A defesa de José Sócrates criticou hoje o Ministério Público (MP) por considerar que este inventou um facto contra o ex-primeiro-ministro, relacionado com o empreendimento de Vale de Lobo, no Algarve, sem explicar onde está o favorecimento.

João Araújo, um dos dois advogados de defesa do ex-primeiro-ministro, afirmou que, "ao fim destes sete meses, inventaram finalmente um facto e é logo esta coisa rota que é o Plano Regional de Ordenamento do Território do Algarve (PROTAL)".
 

"Se alguém conseguisse explicar - porque dizer o que é o PROTAL é pouco -, como é que é o PROTAL, porque é que é o PROTAL e em que artigo do decreto é que está o favorecimento. Mas eles não dizem. E sabe porque é que não dizem?
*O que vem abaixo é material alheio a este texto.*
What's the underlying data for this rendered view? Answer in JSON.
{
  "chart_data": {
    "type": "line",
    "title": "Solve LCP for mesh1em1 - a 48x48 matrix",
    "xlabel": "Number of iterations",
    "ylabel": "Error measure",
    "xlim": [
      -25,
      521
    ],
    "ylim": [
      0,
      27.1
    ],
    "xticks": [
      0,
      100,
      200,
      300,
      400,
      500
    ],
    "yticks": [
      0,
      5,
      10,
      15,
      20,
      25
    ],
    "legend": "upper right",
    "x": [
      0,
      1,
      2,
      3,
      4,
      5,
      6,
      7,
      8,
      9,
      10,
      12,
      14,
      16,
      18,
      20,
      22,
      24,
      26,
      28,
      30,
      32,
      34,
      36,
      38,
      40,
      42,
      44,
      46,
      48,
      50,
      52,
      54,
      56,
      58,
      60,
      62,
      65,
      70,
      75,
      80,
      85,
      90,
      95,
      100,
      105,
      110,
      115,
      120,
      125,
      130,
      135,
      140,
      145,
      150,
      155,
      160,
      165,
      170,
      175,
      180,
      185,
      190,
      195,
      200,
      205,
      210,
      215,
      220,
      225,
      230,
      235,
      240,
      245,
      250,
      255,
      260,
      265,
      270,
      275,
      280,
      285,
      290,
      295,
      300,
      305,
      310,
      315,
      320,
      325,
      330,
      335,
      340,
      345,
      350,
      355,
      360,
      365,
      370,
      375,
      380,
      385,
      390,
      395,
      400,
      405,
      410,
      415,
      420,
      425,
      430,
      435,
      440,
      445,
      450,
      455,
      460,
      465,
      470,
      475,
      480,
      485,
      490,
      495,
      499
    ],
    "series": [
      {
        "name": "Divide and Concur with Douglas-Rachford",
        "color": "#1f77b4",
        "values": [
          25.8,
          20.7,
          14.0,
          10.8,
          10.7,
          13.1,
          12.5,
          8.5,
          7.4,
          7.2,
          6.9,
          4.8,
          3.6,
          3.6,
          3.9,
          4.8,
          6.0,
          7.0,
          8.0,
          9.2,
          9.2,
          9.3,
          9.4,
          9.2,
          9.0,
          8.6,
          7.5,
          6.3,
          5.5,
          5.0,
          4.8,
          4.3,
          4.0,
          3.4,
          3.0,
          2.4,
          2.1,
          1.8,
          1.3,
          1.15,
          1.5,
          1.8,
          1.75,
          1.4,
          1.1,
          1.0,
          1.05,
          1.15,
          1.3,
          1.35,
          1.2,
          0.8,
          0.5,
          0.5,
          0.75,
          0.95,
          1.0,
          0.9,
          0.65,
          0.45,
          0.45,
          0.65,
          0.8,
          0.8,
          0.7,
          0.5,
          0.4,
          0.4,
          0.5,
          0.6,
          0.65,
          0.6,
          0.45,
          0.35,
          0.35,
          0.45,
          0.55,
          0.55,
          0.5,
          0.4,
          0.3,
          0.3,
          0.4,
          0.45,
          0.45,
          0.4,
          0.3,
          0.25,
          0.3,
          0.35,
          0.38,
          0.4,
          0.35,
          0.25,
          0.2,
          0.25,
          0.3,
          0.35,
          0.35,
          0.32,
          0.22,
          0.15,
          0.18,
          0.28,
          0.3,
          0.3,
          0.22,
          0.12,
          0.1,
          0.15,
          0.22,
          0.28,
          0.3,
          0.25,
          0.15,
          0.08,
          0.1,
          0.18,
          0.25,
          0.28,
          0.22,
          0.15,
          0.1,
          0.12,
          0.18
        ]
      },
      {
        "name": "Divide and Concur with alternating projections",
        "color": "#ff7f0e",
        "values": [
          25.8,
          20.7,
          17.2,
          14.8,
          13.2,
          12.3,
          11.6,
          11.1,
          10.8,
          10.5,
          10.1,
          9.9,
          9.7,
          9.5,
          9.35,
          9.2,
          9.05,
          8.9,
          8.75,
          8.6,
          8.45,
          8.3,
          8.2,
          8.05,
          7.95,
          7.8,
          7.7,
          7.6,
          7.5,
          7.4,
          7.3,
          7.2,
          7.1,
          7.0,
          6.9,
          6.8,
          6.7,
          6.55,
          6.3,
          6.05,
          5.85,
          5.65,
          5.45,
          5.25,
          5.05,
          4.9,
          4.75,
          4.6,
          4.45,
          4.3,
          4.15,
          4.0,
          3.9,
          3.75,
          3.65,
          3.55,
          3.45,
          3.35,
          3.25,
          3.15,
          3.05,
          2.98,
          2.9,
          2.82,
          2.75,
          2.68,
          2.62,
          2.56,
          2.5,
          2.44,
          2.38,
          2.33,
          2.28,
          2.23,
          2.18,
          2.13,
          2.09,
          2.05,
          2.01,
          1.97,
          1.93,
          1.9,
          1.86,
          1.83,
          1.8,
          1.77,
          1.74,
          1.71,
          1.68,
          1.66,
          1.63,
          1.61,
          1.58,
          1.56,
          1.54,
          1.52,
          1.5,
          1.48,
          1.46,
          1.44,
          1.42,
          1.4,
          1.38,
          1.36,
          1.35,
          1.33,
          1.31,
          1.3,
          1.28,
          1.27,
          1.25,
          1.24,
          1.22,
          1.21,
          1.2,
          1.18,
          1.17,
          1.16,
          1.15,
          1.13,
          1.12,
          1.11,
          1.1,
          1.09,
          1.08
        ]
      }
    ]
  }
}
Porque não têm", acusou.


João Araújo falava aos jornalistas, acompanhado pelo outro advogado de defesa do ex-primeiro-ministro, Pedro Delille, à saída do Estabelecimento Prisional de Évora, depois de se reunirem com José Sócrates, que está em prisão preventiva há cerca de sete meses.
 

O advogado insistiu que "é falso" que exista uma ligação entre José Sócrates e o empreendimento turístico Vale do Lobo e o PROTAL, referindo que a ideia "nem sequer é uma falsidade, é mais uma parvoíce que uma falsidade".


Questionado sobre a alegada transferência de 12 milhões de euros para a conta de Santos Silva, João Araújo respondeu que o ex-primeiro-ministro "não está interessado nas transferências que alguém faça para as contas de amigos dele".
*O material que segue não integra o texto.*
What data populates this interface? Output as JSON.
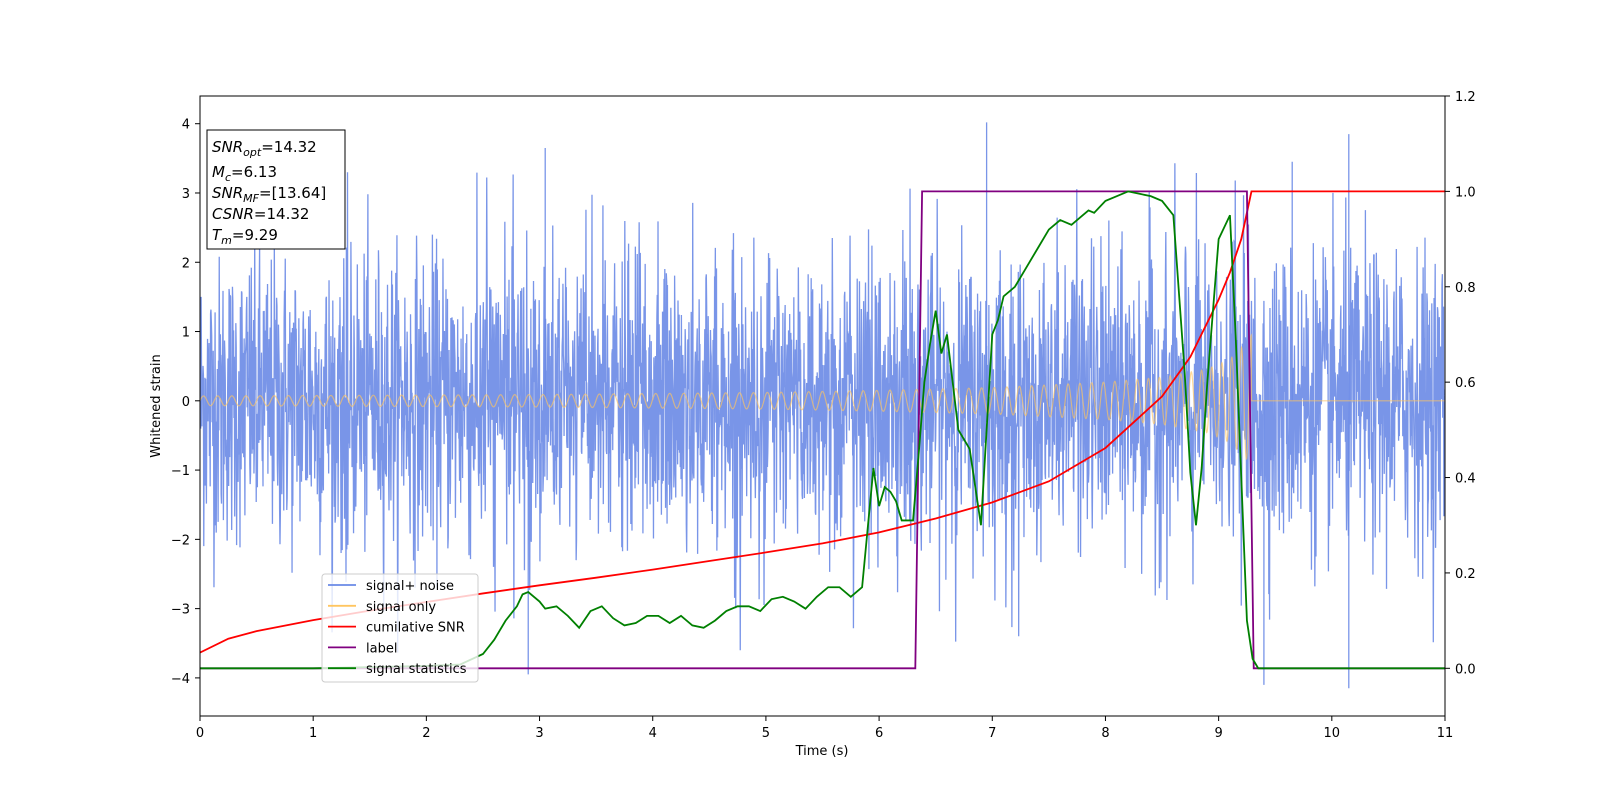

Sobre a detenção de Armando Vara, na quinta-feira, no âmbito do mesmo processo, o causídico disse que ex-ministro socialista "tem o seu advogado" e é com ele que os jornalistas "se devem entender".

A Operação Marquês já conta com nove arguidos, sendo que o ex-primeiro ministro José Sócrates é o único que se encontra preso preventivamente, indiciado por fraude fiscal qualificada, corrupção e branqueamento de capitais.

O empresário Carlos Santos Silva, o administrador do grupo Lena Joaquim Barroca, o ex-motorista de Sócrates João Perna, o administrador da farmacêutica Octapharma Paulo Lalanda de Castro, a mulher de Carlos Santos Silva, Inês do Rosário, o advogado Gonçalo Trindade Ferreira e o presidente da empresa que gere o empreendimento de Vale do Lobo, Diogo Gaspar Ferreira, são os outros arguidos no processo.